REPUBLIKA.CO.ID, JAKARTA -- Meningkatnya transaksi perdagangan digital atau e-commerce perlu dimitigasi oleh pemerintah lewat landasan hukum. Menteri Perdagangan Zulkifli Hasan mengatakan saat ini Kemendag tengah merampungkan revisi Permendag Nomor 50 Tahun 2020 terkait Perdagangan Digital.
"Kami selesaikan ini. Saat ini masih dalam tahap harmonisasi.
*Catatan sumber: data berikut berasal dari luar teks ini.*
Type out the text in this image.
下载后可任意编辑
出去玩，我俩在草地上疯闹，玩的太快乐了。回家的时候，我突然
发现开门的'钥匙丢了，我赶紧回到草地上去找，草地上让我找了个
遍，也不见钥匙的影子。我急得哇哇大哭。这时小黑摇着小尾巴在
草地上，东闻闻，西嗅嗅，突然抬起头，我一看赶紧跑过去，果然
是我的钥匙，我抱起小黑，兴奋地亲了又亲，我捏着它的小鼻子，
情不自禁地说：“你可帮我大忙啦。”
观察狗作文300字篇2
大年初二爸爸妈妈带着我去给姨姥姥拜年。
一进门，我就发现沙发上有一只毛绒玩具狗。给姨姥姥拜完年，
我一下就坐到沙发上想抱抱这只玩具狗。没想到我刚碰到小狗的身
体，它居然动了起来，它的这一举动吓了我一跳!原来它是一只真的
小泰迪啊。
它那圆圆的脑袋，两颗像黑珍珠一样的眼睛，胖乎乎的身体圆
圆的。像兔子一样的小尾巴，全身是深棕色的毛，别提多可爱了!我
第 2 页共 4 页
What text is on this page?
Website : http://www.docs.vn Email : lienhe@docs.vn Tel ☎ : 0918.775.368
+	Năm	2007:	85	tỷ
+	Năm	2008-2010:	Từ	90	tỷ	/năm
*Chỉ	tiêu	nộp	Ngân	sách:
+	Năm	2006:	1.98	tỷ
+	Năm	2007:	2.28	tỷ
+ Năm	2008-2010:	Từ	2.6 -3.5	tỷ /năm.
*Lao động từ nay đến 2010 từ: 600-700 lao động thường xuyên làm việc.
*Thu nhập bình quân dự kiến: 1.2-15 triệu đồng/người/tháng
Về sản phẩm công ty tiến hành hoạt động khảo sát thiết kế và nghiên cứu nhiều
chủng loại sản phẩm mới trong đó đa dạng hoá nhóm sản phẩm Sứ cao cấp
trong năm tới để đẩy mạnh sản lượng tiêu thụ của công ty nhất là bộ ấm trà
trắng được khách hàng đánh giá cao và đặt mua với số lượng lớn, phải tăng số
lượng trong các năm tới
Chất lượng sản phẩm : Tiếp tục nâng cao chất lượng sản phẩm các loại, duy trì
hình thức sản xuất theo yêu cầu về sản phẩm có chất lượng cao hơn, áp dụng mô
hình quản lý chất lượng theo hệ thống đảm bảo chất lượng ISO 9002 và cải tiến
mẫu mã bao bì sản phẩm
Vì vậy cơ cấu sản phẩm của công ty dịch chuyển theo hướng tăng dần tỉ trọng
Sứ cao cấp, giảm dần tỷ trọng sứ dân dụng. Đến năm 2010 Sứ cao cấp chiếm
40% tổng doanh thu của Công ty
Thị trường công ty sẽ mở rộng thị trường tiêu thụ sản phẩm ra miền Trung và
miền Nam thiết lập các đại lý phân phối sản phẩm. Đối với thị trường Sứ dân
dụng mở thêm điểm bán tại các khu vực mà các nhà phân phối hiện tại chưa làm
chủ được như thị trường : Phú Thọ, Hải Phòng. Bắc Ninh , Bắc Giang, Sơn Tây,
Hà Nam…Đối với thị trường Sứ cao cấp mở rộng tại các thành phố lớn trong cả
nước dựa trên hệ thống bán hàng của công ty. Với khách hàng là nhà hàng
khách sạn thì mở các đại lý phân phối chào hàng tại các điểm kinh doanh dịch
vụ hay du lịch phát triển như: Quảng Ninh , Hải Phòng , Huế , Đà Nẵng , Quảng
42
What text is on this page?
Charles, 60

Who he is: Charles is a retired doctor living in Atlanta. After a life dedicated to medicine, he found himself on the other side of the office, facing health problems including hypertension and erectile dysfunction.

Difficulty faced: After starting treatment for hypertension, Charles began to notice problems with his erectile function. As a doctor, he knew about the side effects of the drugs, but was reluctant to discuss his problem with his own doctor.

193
Kita targetkan, 1 Agustus besok harmonisasi final jadi bisa segera diselesaikan," ujar Zulhas, sapaan akrabnya di Jakarta, Jumat (28/7/2023).
Zulhas menjelaskan nantinya revisi peraturan ini akan memuat terkait besaran pajak dan juga para pedagang harus mengurus izin dagang. Hal yang sama sudah diatur oleh pemerintah terhadap pedagang offline seperti ritel modern maupun konvensional.
"Kalau kita buka warung kan ada pajaknya, jangan sampai platform digital tidak membayar pajak. Mati dong kita bayar pajak, masa ini [transaksi social commerce] enggak," tutur Zulhas.
Direktur Jenderal Perdagangan Dalam Negeri Kementerian Perdagangan (Kemendag) Isy Karim menambahkan Dalam revisi Permendag No.50/2020, diatur batas minimum harga untuk produk impor yang diperdagangkan dalam marketplace.
Pemerintah menetapkan produk impor dengan harga di bawah 100 dolar AS atau sekitar Rp 1,5 juta dilarang dijual oleh pedagang luar negeri di platform online e-commerce maupun social commerce.
Selain itu, Kemendag juga menetapkan persyaratan tambahan bagi pedagang luar negeri yang bertransaksi di marketplace dalam negeri, mulai dari komitmen penjual asing memenuhi standar nasional Indonesia (SNI) pada produk-produk yang mereka jual hingga persyaratan teknis barang atau jasa yang ditawarkan.